Selasa 09 Feb 2016 15:00 WIB

Trio Ketimpangan Pembangunan

Red:

Ketimpangan masih menjadi pekerjaan rumah pemerintah yang mahaberat. Gemuruh pembangunan selama bertahun-tahun tidak hanya memperbesar kue ekonomi yang tercermin pada besaran PDB yang terus meninggi, tapi pembangunan juga menghasilkan residu yang tak dikehendaki: ketimpangan antarwilayah, disparitas antarsektor ekonomi, dan kesenjangan pendapatan antarpenduduk.

Pertumbuhan ekonomi rata-rata yang tinggi satu dekade terakhir hanya dinikmati segelintir pihak. Pembangunan tidak menyejahterakan semua lapisan. Upaya Jokowi-JK membalik arah pembangunan lewat Nawacita belum mengikis trio ketimpangan.

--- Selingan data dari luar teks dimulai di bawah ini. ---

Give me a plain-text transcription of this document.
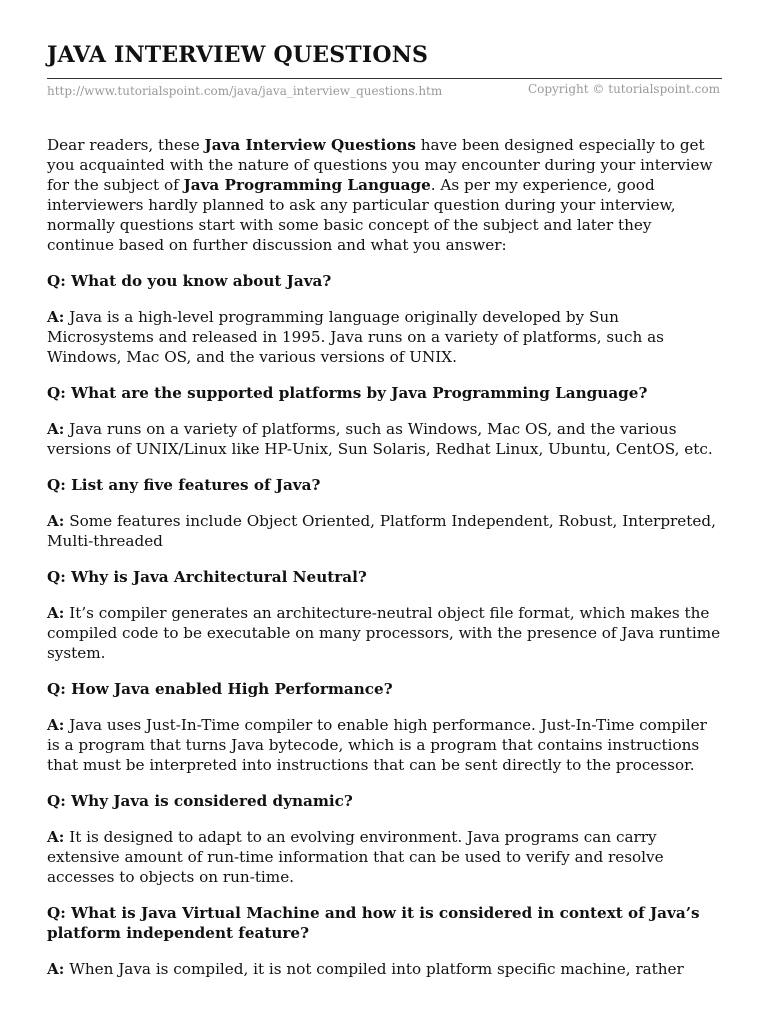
JAVA INTERVIEW QUESTIONS
http://www.tutorialspoint.com/java/java_interview_questions.htm	Copyright © tutorialspoint.com

Dear readers, these Java Interview Questions have been designed especially to get you acquainted with the nature of questions you may encounter during your interview for the subject of Java Programming Language. As per my experience, good interviewers hardly planned to ask any particular question during your interview, normally questions start with some basic concept of the subject and later they continue based on further discussion and what you answer:

Q: What do you know about Java?

A: Java is a high-level programming language originally developed by Sun Microsystems and released in 1995. Java runs on a variety of platforms, such as Windows, Mac OS, and the various versions of UNIX.

Q: What are the supported platforms by Java Programming Language?

A: Java runs on a variety of platforms, such as Windows, Mac OS, and the various versions of UNIX/Linux like HP-Unix, Sun Solaris, Redhat Linux, Ubuntu, CentOS, etc.

Q: List any five features of Java?

A: Some features include Object Oriented, Platform Independent, Robust, Interpreted, Multi-threaded

Q: Why is Java Architectural Neutral?

A: It’s compiler generates an architecture-neutral object file format, which makes the compiled code to be executable on many processors, with the presence of Java runtime system.

Q: How Java enabled High Performance?

A: Java uses Just-In-Time compiler to enable high performance. Just-In-Time compiler is a program that turns Java bytecode, which is a program that contains instructions that must be interpreted into instructions that can be sent directly to the processor.

Q: Why Java is considered dynamic?

A: It is designed to adapt to an evolving environment. Java programs can carry extensive amount of run-time information that can be used to verify and resolve accesses to objects on run-time.

Q: What is Java Virtual Machine and how it is considered in context of Java’s platform independent feature?

A: When Java is compiled, it is not compiled into platform specific machine, rather
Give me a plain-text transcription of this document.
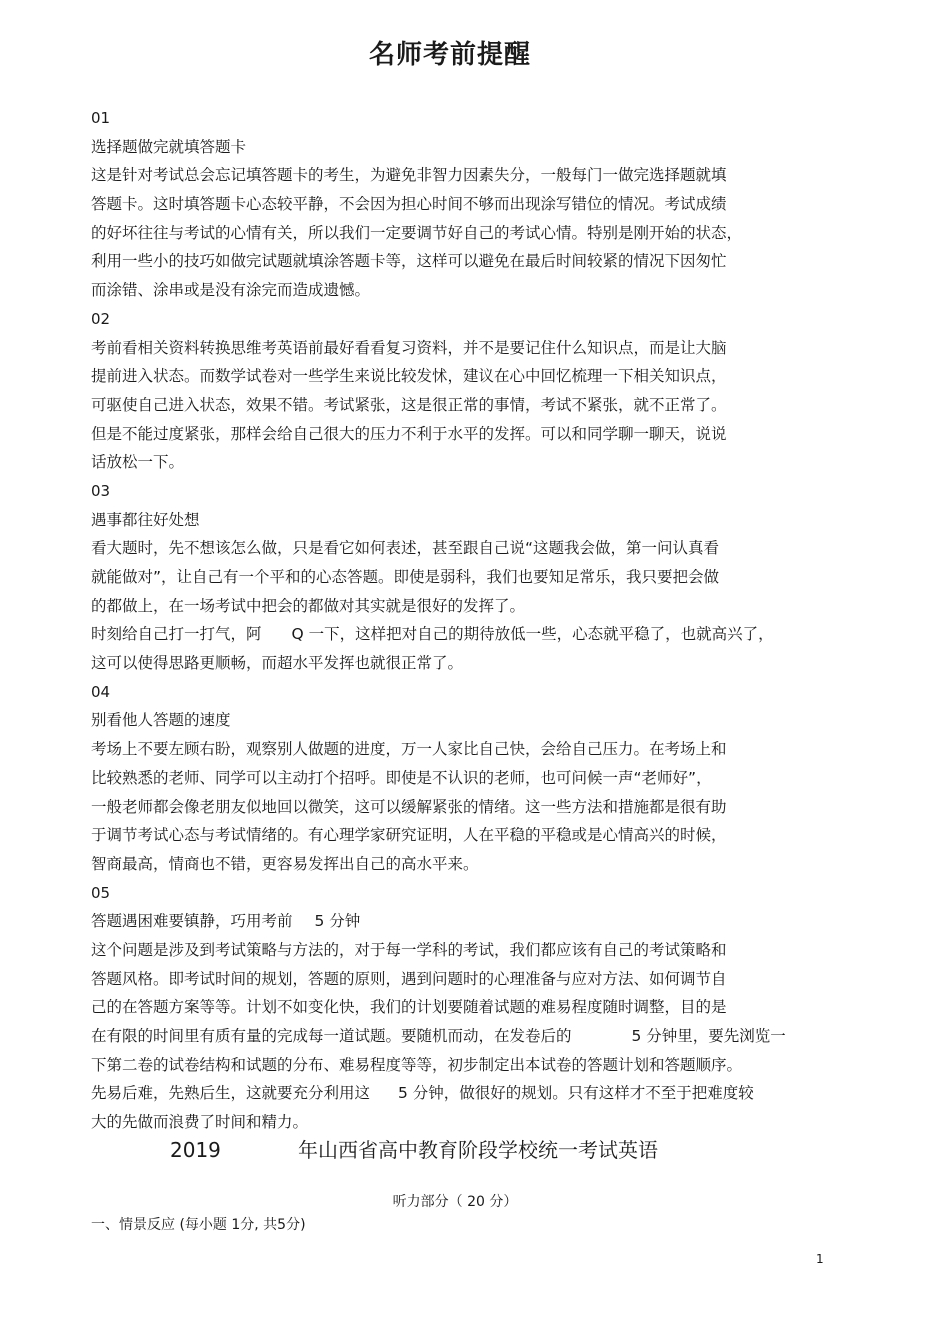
名师考前提醒
01
选择题做完就填答题卡
这是针对考试总会忘记填答题卡的考生，为避免非智力因素失分，一般每门一做完选择题就填
答题卡。这时填答题卡心态较平静，不会因为担心时间不够而出现涂写错位的情况。考试成绩
的好坏往往与考试的心情有关，所以我们一定要调节好自己的考试心情。特别是刚开始的状态，
利用一些小的技巧如做完试题就填涂答题卡等，这样可以避免在最后时间较紧的情况下因匆忙
而涂错、涂串或是没有涂完而造成遗憾。
02
考前看相关资料转换思维考英语前最好看看复习资料，并不是要记住什么知识点，而是让大脑
提前进入状态。而数学试卷对一些学生来说比较发怵，建议在心中回忆梳理一下相关知识点，
可驱使自己进入状态，效果不错。考试紧张，这是很正常的事情，考试不紧张，就不正常了。
但是不能过度紧张，那样会给自己很大的压力不利于水平的发挥。可以和同学聊一聊天，说说
话放松一下。
03
遇事都往好处想
看大题时，先不想该怎么做，只是看它如何表述，甚至跟自己说“这题我会做，第一问认真看
就能做对”，让自己有一个平和的心态答题。即使是弱科，我们也要知足常乐，我只要把会做
的都做上，在一场考试中把会的都做对其实就是很好的发挥了。
时刻给自己打一打气，阿 Q 一下，这样把对自己的期待放低一些，心态就平稳了，也就高兴了，
这可以使得思路更顺畅，而超水平发挥也就很正常了。
04
别看他人答题的速度
考场上不要左顾右盼，观察别人做题的进度，万一人家比自己快，会给自己压力。在考场上和
比较熟悉的老师、同学可以主动打个招呼。即使是不认识的老师，也可问候一声“老师好”，
一般老师都会像老朋友似地回以微笑，这可以缓解紧张的情绪。这一些方法和措施都是很有助
于调节考试心态与考试情绪的。有心理学家研究证明，人在平稳的平稳或是心情高兴的时候，
智商最高，情商也不错，更容易发挥出自己的高水平来。
05
答题遇困难要镇静，巧用考前 5 分钟
这个问题是涉及到考试策略与方法的，对于每一学科的考试，我们都应该有自己的考试策略和
答题风格。即考试时间的规划，答题的原则，遇到问题时的心理准备与应对方法、如何调节自
己的在答题方案等等。计划不如变化快，我们的计划要随着试题的难易程度随时调整，目的是
在有限的时间里有质有量的完成每一道试题。要随机而动，在发卷后的	5 分钟里，要先浏览一
下第二卷的试卷结构和试题的分布、难易程度等等，初步制定出本试卷的答题计划和答题顺序。
先易后难，先熟后生，这就要充分利用这 5 分钟，做很好的规划。只有这样才不至于把难度较
大的先做而浪费了时间和精力。
2019	年山西省高中教育阶段学校统一考试英语
听力部分（ 20 分）
一、情景反应 (每小题 1分, 共5分)
1
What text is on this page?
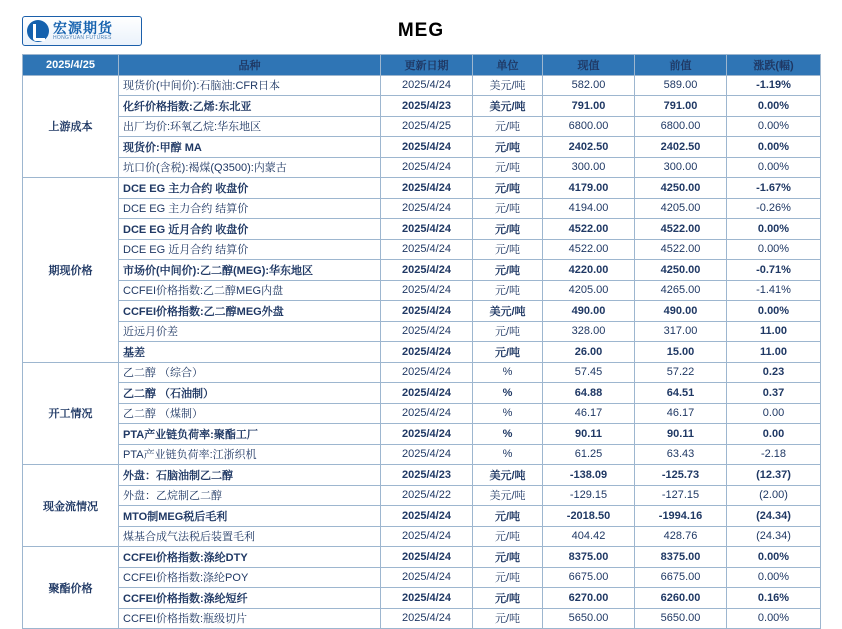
宏源期货
HONGYUAN FUTURES	MEG
2025/4/25	品种	更新日期	单位	现值	前值	涨跌(幅)
上游成本	现货价(中间价):石脑油:CFR日本	2025/4/24	美元/吨	582.00	589.00	-1.19%
	化纤价格指数:乙烯:东北亚	2025/4/23	美元/吨	791.00	791.00	0.00%
	出厂均价:环氧乙烷:华东地区	2025/4/25	元/吨	6800.00	6800.00	0.00%
	现货价:甲醇 MA	2025/4/24	元/吨	2402.50	2402.50	0.00%
	坑口价(含税):褐煤(Q3500):内蒙古	2025/4/24	元/吨	300.00	300.00	0.00%
期现价格	DCE EG 主力合约 收盘价	2025/4/24	元/吨	4179.00	4250.00	-1.67%
	DCE EG 主力合约 结算价	2025/4/24	元/吨	4194.00	4205.00	-0.26%
	DCE EG 近月合约 收盘价	2025/4/24	元/吨	4522.00	4522.00	0.00%
	DCE EG 近月合约 结算价	2025/4/24	元/吨	4522.00	4522.00	0.00%
	市场价(中间价):乙二醇(MEG):华东地区	2025/4/24	元/吨	4220.00	4250.00	-0.71%
	CCFEI价格指数:乙二醇MEG内盘	2025/4/24	元/吨	4205.00	4265.00	-1.41%
	CCFEI价格指数:乙二醇MEG外盘	2025/4/24	美元/吨	490.00	490.00	0.00%
	近远月价差	2025/4/24	元/吨	328.00	317.00	11.00
	基差	2025/4/24	元/吨	26.00	15.00	11.00
开工情况	乙二醇 （综合）	2025/4/24	%	57.45	57.22	0.23
	乙二醇 （石油制）	2025/4/24	%	64.88	64.51	0.37
	乙二醇 （煤制）	2025/4/24	%	46.17	46.17	0.00
	PTA产业链负荷率:聚酯工厂	2025/4/24	%	90.11	90.11	0.00
	PTA产业链负荷率:江浙织机	2025/4/24	%	61.25	63.43	-2.18
现金流情况	外盘：石脑油制乙二醇	2025/4/23	美元/吨	-138.09	-125.73	(12.37)
	外盘：乙烷制乙二醇	2025/4/22	美元/吨	-129.15	-127.15	(2.00)
	MTO制MEG税后毛利	2025/4/24	元/吨	-2018.50	-1994.16	(24.34)
	煤基合成气法税后装置毛利	2025/4/24	元/吨	404.42	428.76	(24.34)
聚酯价格	CCFEI价格指数:涤纶DTY	2025/4/24	元/吨	8375.00	8375.00	0.00%
	CCFEI价格指数:涤纶POY	2025/4/24	元/吨	6675.00	6675.00	0.00%
	CCFEI价格指数:涤纶短纤	2025/4/24	元/吨	6270.00	6260.00	0.16%
	CCFEI价格指数:瓶级切片	2025/4/24	元/吨	5650.00	5650.00	0.00%
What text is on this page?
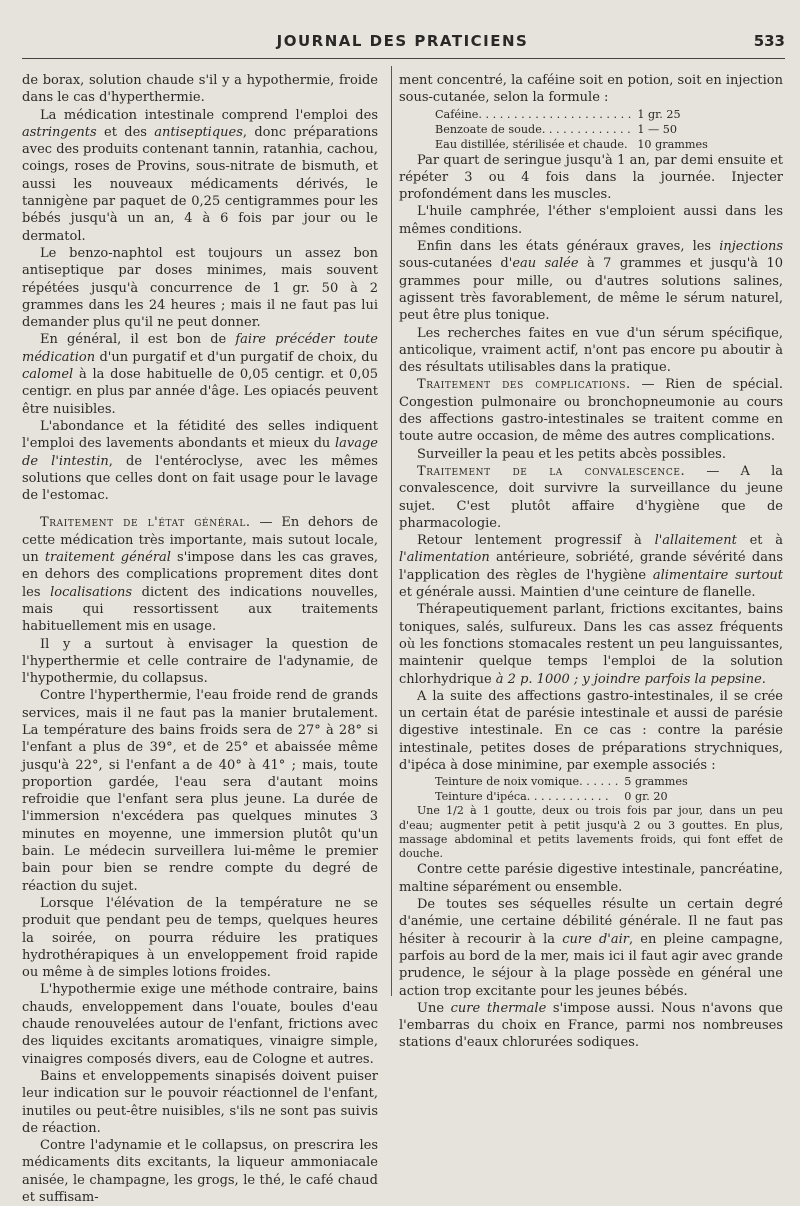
JOURNAL DES PRATICIENS	533

de borax, solution chaude s'il y a hypothermie, froide dans le cas d'hyperthermie.

La médication intestinale comprend l'emploi des astringents et des antiseptiques, donc préparations avec des produits contenant tannin, ratanhia, cachou, coings, roses de Provins, sous-nitrate de bismuth, et aussi les nouveaux médicaments dérivés, le tannigène par paquet de 0,25 centigrammes pour les bébés jusqu'à un an, 4 à 6 fois par jour ou le dermatol.

Le benzo-naphtol est toujours un assez bon antiseptique par doses minimes, mais souvent répétées jusqu'à concurrence de 1 gr. 50 à 2 grammes dans les 24 heures ; mais il ne faut pas lui demander plus qu'il ne peut donner.

En général, il est bon de faire précéder toute médication d'un purgatif et d'un purgatif de choix, du calomel à la dose habituelle de 0,05 centigr. et 0,05 centigr. en plus par année d'âge. Les opiacés peuvent être nuisibles.

L'abondance et la fétidité des selles indiquent l'emploi des lavements abondants et mieux du lavage de l'intestin, de l'entéroclyse, avec les mêmes solutions que celles dont on fait usage pour le lavage de l'estomac.

Traitement de l'état général. — En dehors de cette médication très importante, mais sutout locale, un traitement général s'impose dans les cas graves, en dehors des complications proprement dites dont les localisations dictent des indications nouvelles, mais qui ressortissent aux traitements habituellement mis en usage.

Il y a surtout à envisager la question de l'hyperthermie et celle contraire de l'adynamie, de l'hypothermie, du collapsus.

Contre l'hyperthermie, l'eau froide rend de grands services, mais il ne faut pas la manier brutalement. La température des bains froids sera de 27° à 28° si l'enfant a plus de 39°, et de 25° et abaissée même jusqu'à 22°, si l'enfant a de 40° à 41° ; mais, toute proportion gardée, l'eau sera d'autant moins refroidie que l'enfant sera plus jeune. La durée de l'immersion n'excédera pas quelques minutes 3 minutes en moyenne, une immersion plutôt qu'un bain. Le médecin surveillera lui-même le premier bain pour bien se rendre compte du degré de réaction du sujet.

Lorsque l'élévation de la température ne se produit que pendant peu de temps, quelques heures la soirée, on pourra réduire les pratiques hydrothérapiques à un enveloppement froid rapide ou même à de simples lotions froides.

L'hypothermie exige une méthode contraire, bains chauds, enveloppement dans l'ouate, boules d'eau chaude renouvelées autour de l'enfant, frictions avec des liquides excitants aromatiques, vinaigre simple, vinaigres composés divers, eau de Cologne et autres.

Bains et enveloppements sinapisés doivent puiser leur indication sur le pouvoir réactionnel de l'enfant, inutiles ou peut-être nuisibles, s'ils ne sont pas suivis de réaction.

Contre l'adynamie et le collapsus, on prescrira les médicaments dits excitants, la liqueur ammoniacale anisée, le champagne, les grogs, le thé, le café chaud et suffisam-

ment concentré, la caféine soit en potion, soit en injection sous-cutanée, selon la formule :

Caféine. . . . . . . . . . . . . . . . . . . . . .	1 gr. 25
Benzoate de soude. . . . . . . . . . . . .	1 — 50
Eau distillée, stérilisée et chaude.	10 grammes

Par quart de seringue jusqu'à 1 an, par demi ensuite et répéter 3 ou 4 fois dans la journée. Injecter profondément dans les muscles.

L'huile camphrée, l'éther s'emploient aussi dans les mêmes conditions.

Enfin dans les états généraux graves, les injections sous-cutanées d'eau salée à 7 grammes et jusqu'à 10 grammes pour mille, ou d'autres solutions salines, agissent très favorablement, de même le sérum naturel, peut être plus tonique.

Les recherches faites en vue d'un sérum spécifique, anticolique, vraiment actif, n'ont pas encore pu aboutir à des résultats utilisables dans la pratique.

Traitement des complications. — Rien de spécial. Congestion pulmonaire ou bronchopneumonie au cours des affections gastro-intestinales se traitent comme en toute autre occasion, de même des autres complications.

Surveiller la peau et les petits abcès possibles.

Traitement de la convalescence. — A la convalescence, doit survivre la surveillance du jeune sujet. C'est plutôt affaire d'hygiène que de pharmacologie.

Retour lentement progressif à l'allaitement et à l'alimentation antérieure, sobriété, grande sévérité dans l'application des règles de l'hygiène alimentaire surtout et générale aussi. Maintien d'une ceinture de flanelle.

Thérapeutiquement parlant, frictions excitantes, bains toniques, salés, sulfureux. Dans les cas assez fréquents où les fonctions stomacales restent un peu languissantes, maintenir quelque temps l'emploi de la solution chlorhydrique à 2 p. 1000 ; y joindre parfois la pepsine.

A la suite des affections gastro-intestinales, il se crée un certain état de parésie intestinale et aussi de parésie digestive intestinale. En ce cas : contre la parésie intestinale, petites doses de préparations strychniques, d'ipéca à dose minimine, par exemple associés :

Teinture de noix vomique. . . . . .	5 grammes
Teinture d'ipéca. . . . . . . . . . . .	0 gr. 20

Une 1/2 à 1 goutte, deux ou trois fois par jour, dans un peu d'eau; augmenter petit à petit jusqu'à 2 ou 3 gouttes. En plus, massage abdominal et petits lavements froids, qui font effet de douche.

Contre cette parésie digestive intestinale, pancréatine, maltine séparément ou ensemble.

De toutes ses séquelles résulte un certain degré d'anémie, une certaine débilité générale. Il ne faut pas hésiter à recourir à la cure d'air, en pleine campagne, parfois au bord de la mer, mais ici il faut agir avec grande prudence, le séjour à la plage possède en général une action trop excitante pour les jeunes bébés.

Une cure thermale s'impose aussi. Nous n'avons que l'embarras du choix en France, parmi nos nombreuses stations d'eaux chlorurées sodiques.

Ketimpangan antarwilayah mudah dikenali dari kesenjangan wilayah; antara wilayah barat versus timur. Pada 1975, kawasan barat Indonesia (KBI) menguasai 84,6 persen PDB nasional dengan Jawa yang hanya sembilan persen dari luas wilayah menguasai 46,7 persen PDB nasional dan jadi tempat bermukim 63,2 persen penduduk Indonesia. Lebih tiga dekade kemudian, pada 2013 KBI (Jawa dan Sumatra) menguasai 82 persen PDB nasional, meninggalkan kawasan timur Indonesia (KTI) yang hanya menguasai 18 persen.

Supremasi Jawa atas non-Jawa terlihat jelas, pada 2013 Jawa menguasai 58 persen PDB nasional dengan tiga provinsinya (DKI Jakarta, Jawa Timur, dan Jawa Barat) menguasai 46 persen PDB nasional. Inilah dua wajah asli wilayah Indonesia.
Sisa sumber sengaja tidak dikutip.